Но главным, если хотите, талантом, главным жизненным порывом Кузнецова была любовь к свободе. Он физически не выносил ни малейшего притеснения, принуждения, навязывания воли одного человека другому. Для Радио Свобода Анатолий Кузнецов начал писать почти сразу после приезда в Англию. Но в штат радиостанции я с трудом уговорил его вступить только в 1974 году. Анатолий явно опасался, что это чем-то ущемит его свободу, что это заставит его делать что-то, ему не свойственное. Действительно, в начале его работы в лондонском отделе Радио Свобода был случай, когда нужно было срочно написать двухминутную заметку о каком-то событии, промелькнувшим в Лондоне, делать это было совсем некому. Я сказал: "Толя, выручи, напиши". Он посмотрел на меня с подлинным ужасом, и мне пришлось долго его заверять, что навязывать ему темы я больше никогда не буду, что никто не собирается делать из него репортера и так далее. Действительно, до конца дней своих Анатолий Кузнецов сам, только сам выбирал темы выступлений. И даже сам обычно записывал их на пленку. Он не любил зависеть ни от кого. Часто случалось, что он являлся в студию в 6 часов утра, отпирал своим ключом двери, шел один-одинешенек в студию, самолично включал и пускал в ход всю довольно сложную аппаратуру, садился перед микрофоном и говорил то, что подумалось, написалось только что, вот этой ночью. Он не любил, когда его спрашивали, зачем он так делает. Он отвечал насупившись: "В 6 утра просто еще можно поставить машину на стоянку в центральном Лондоне, а в 9 уже не поставишь, и надо ехать на метро".

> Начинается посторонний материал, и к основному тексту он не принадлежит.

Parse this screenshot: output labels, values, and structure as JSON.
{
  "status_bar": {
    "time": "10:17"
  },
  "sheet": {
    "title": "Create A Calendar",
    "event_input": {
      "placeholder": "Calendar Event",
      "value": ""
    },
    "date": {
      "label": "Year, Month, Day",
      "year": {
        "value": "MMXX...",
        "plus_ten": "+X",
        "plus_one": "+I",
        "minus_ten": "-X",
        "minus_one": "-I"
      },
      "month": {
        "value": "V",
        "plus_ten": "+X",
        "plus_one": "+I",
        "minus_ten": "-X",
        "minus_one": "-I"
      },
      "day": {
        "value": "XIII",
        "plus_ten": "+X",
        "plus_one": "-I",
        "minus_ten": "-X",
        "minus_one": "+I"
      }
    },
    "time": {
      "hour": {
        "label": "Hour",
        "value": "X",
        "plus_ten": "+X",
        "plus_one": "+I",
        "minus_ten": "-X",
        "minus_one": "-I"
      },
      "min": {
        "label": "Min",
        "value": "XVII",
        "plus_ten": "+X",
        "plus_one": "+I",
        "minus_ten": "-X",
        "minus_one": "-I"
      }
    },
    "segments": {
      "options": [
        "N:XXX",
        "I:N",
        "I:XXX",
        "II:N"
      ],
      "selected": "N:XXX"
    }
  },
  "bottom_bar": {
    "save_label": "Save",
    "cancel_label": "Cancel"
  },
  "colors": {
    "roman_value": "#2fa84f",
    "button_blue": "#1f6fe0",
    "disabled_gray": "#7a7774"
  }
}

Конечно, причина была совсем не в этом. Анатолий Кузнецов всю жизнь искал то самое слово, всю жизнь болел высокой болезнью писателя. И когда случалось ему что-то найти поздно вечером или ночью, а большинство своих бесед Кузнецов писал отнюдь не в помещении студии, когда нравилось найденное, тогда сразу бросался он к микрофону, чтобы скорее, скорее это высказать. Эту полную искренность, выстраданность кузнецовских выступлений у микрофона слушатели оценивали всегда высоко. Прямо в Лондон на его адрес приходили из России благодарные письма. В одном письме слушатель из Ленинграда назвал Анатолия "новым Герценом" - "Вы наш новый Герцен", - так буквально было сказано. Совершенно чуждый тщеславия, Анатолий Кузнецов был этим письмом очень глубоко растроган. Даже в беседах некоторых его любовь к писательскому ремеслу очень чувствуется. Вот отрывок из беседы Анатолия Кузнецова "Дифирамб пишущей машинке".

Анатолий Кузнецов: Вся минувшая неделя прошла целиком под знаком пишущей машинки марки Ай-Би-Эм. Я всю эту неделю был так увлечен и взволнован, что только о ней и говорил. И простите уж меня, но сегодняшнюю очередную беседу я так и хочу посвятить, представьте, пишущей машинке. Пишущей машинке вообще, без которой что бы делала сегодняшняя цивилизация? В частности, благодаря которой, скромной труженице, вырос весь самиздат. Благодаря всем этим "Эрикам", "Олимпиям" или древним "Ундервудам", берущим четыре копии, пять, а если на папиросной бумаге, да лупить пальцами до посинения, то однажды я и все 15 выжимал на своей портативненькой, черненькой, дребезжащей марки "Москва". Но на этой неделе у меня в жизни произошло особое событие. Я приобрел машинку, выпущенную в Канаде марки Ай-Би-Эм. Знаете ли вы что такое Ай-Би-Эм? Нет, вы не знаете что такое Ай-Би-Эм. Ей Богу, я смотрю на нее и радуюсь как дитя. Эту радость я могу сравнить лишь с радостью от покупки моей самой первой в жизни машинки, когда мне было 19 лет. Это было в году 1949.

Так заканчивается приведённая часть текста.